‘Pluribus’: Vince Gilligan y el miedo a la muerte (del yo)
El creador de ‘Breaking Bad’ y ‘Better Call Saul’ inventa un fabuloso y terrorífico mundo en el que un virus ha convertido al ser humano en una criatura de múltiples cerebros hiperconectados en el que ser tú mismo, como en el mundo de hoy, es (casi) imposible


He aquí un triple mortal impecable con cambio de género reinventado o a reinventar. Del narco noir o brillante —imprescindible—, del drama legal desesperado y existencial ha pasado Vince Gilligan, el siempre atinado creador de Breaking Bad y Better Call Saul, ese par de series como novelas a la vez decimonónicas y posmodernas, a una ciencia ficción existencialmente desesperada, y necesaria. Necesaria en el sentido en el que lo eran los relatos de Raymond Carver exactamente como aparecieron —con el punch añadido del recorte de su editor, Gordon Lish, que les dieron el vuelo adelantado a su época que fijó una nueva cima en la narrativa norteamericana y mundial— y cuando lo hicieron. La sensación es que Gilligan ha dado un paso atrás para redefinir, y cómo, la ciencia ficción desde el lugar que la hará siempre indispensable. El que se olvida de cualquier tipo de avance para mirar fijamente a lo que sea que somos y a aquello en lo que podemos estar convirtiéndonos. Algo así, y mucho más, es Pluribus (Apple TV).

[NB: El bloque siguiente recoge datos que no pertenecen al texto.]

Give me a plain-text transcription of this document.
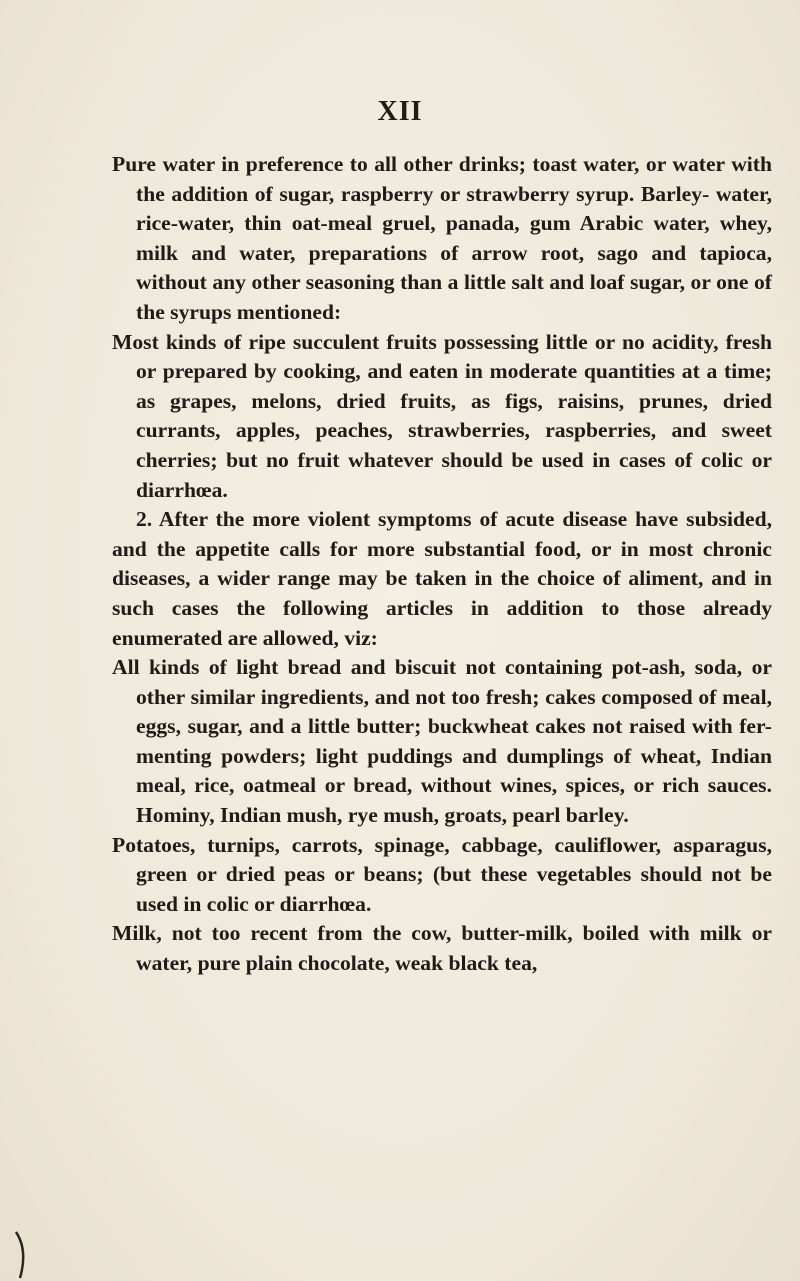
XII

Pure water in preference to all other drinks; toast water, or water with the addition of sugar, raspberry or strawberry syrup. Barley- water, rice-water, thin oat-meal gruel, panada, gum Arabic water, whey, milk and water, preparations of arrow root, sago and tapioca, without any other seasoning than a little salt and loaf sugar, or one of the syrups mentioned:

Most kinds of ripe succulent fruits possessing little or no acidity, fresh or prepared by cooking, and eaten in moderate quantities at a time; as grapes, melons, dried fruits, as figs, raisins, prunes, dried currants, apples, peaches, strawberries, raspberries, and sweet cherries; but no fruit whatever should be used in cases of colic or diarrhœa.

2. After the more violent symptoms of acute disease have subsided, and the appetite calls for more substantial food, or in most chronic diseases, a wider range may be taken in the choice of aliment, and in such cases the following articles in addition to those already enumerated are allowed, viz:

All kinds of light bread and biscuit not containing pot-ash, soda, or other similar ingredients, and not too fresh; cakes composed of meal, eggs, sugar, and a little butter; buckwheat cakes not raised with fer-menting powders; light puddings and dumplings of wheat, Indian meal, rice, oatmeal or bread, without wines, spices, or rich sauces. Hominy, Indian mush, rye mush, groats, pearl barley.

Potatoes, turnips, carrots, spinage, cabbage, cauliflower, asparagus, green or dried peas or beans; (but these vegetables should not be used in colic or diarrhœa.

Milk, not too recent from the cow, butter-milk, boiled with milk or water, pure plain chocolate, weak black tea,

La premisa, se diría, es sencilla, pero nadie más que Gilligan podía verla. Y ha estado ahí desde el principio. ¿O no les recuerda a La invasión de los ladrones de cuerpos, y a ese viejo terror no ultraproducido que se encargaba de aquello que aterra de verdad, desconocernos? No olvidemos que tan aclamado creador se formó en la sala de guionistas de Expediente X y lo hizo con un estilo increíble. Corran si aún no han visto el episodio 21 de la séptima temporada, Je Souhaite, que firmó y dirigió él. Es una genialidad. Pero volvamos a la premisa de Pluribus. Una escritora superventas de novela romántico histórico paranormal, Carol Sturka (la en muchos sentidos inigualable Rhea Seehorn) es inmune al virus que, desarrollado concienzudamente en un laboratorio militar, ha acabado con el yo. Conectada multitudinaria y cerebralmente, la humanidad ha pasado a ser un nosotros mayestático, feliz y en paz. Una criatura constituida por miles de millones de individuos que han dejado de ser ellos mismos para ser esa otra cosa.
Una otra cosa que aterra, por supuesto, a Carol, que primero ha perdido a su mujer —a la que se obsesiona con llevar a casa, muerta, y a quien tiene delante cuando el subsecretario de Agricultura de Estados Unidos (el presidente ha muerto) la invita a llamarle por teléfono y le habla desde la pantalla del televisor, en un momento a la vez cómico y siniestro en el que los titulares que se sobreescriben en la pantalla son titulares que se dirigen a ti, porque tú, es decir, Carol, eres su único espectador—, y luego ha perdido al resto de sus iguales. Porque ya no hay nadie ahí con ella. Todos forman parte de un todo que solo pretende ayudar.
Pero ayudar, ¿a qué? Carol no lo sabe, pero el asunto del virus llegó como un mensaje de otro planeta. El caso es que ella solo se tiene a sí misma. Sus recuerdos, su cerebro desconectado, y su deseo de no morir, es decir, su instinto de supervivencia existencial, que es, por encima de todo, un instinto de supervivencia intelectual. ¿Y no está hablando exagerada y fascinantemente de algo que ya está pasando? ¿No estar conectada es no existir, o al revés?

Es inevitable intuir tras la ingeniosa puesta en escena —todo son momentos cumbre, y algún tipo de absurdo, porque en la Tierra hay otros como Carol, pero a ninguno de ellos parece importarle que no haya conciencias únicas, se sienten igualmente acompañados, o incluso poderosos, como el tipo que pide viajar en el Air Force One y disponer de un harén de señoritas— una crítica salvaje a aquello que el algoritmo —y las redes sociales— y, qué demonios, la IA, están haciendo con nosotros. Crear un pensamiento único que aparenta ser un pensamiento atómico, es decir, que aparenta pertenecernos, pero que no es más que corriente compartida.
Si toda distopía —y Pluribus es una distopía altamente disfrutable, un clásico instantáneo— es un piloto rojo que alerta a la humanidad sobre el lugar oscuro al que podría estar dirigiéndose, por una vez se diría que esta no teme tanto a la deshumanización como al fin del yo. El miedo a la muerte de aquello que cada uno de nosotros ha sido o podría llegar a ser. ¿No les aterra? Veánla.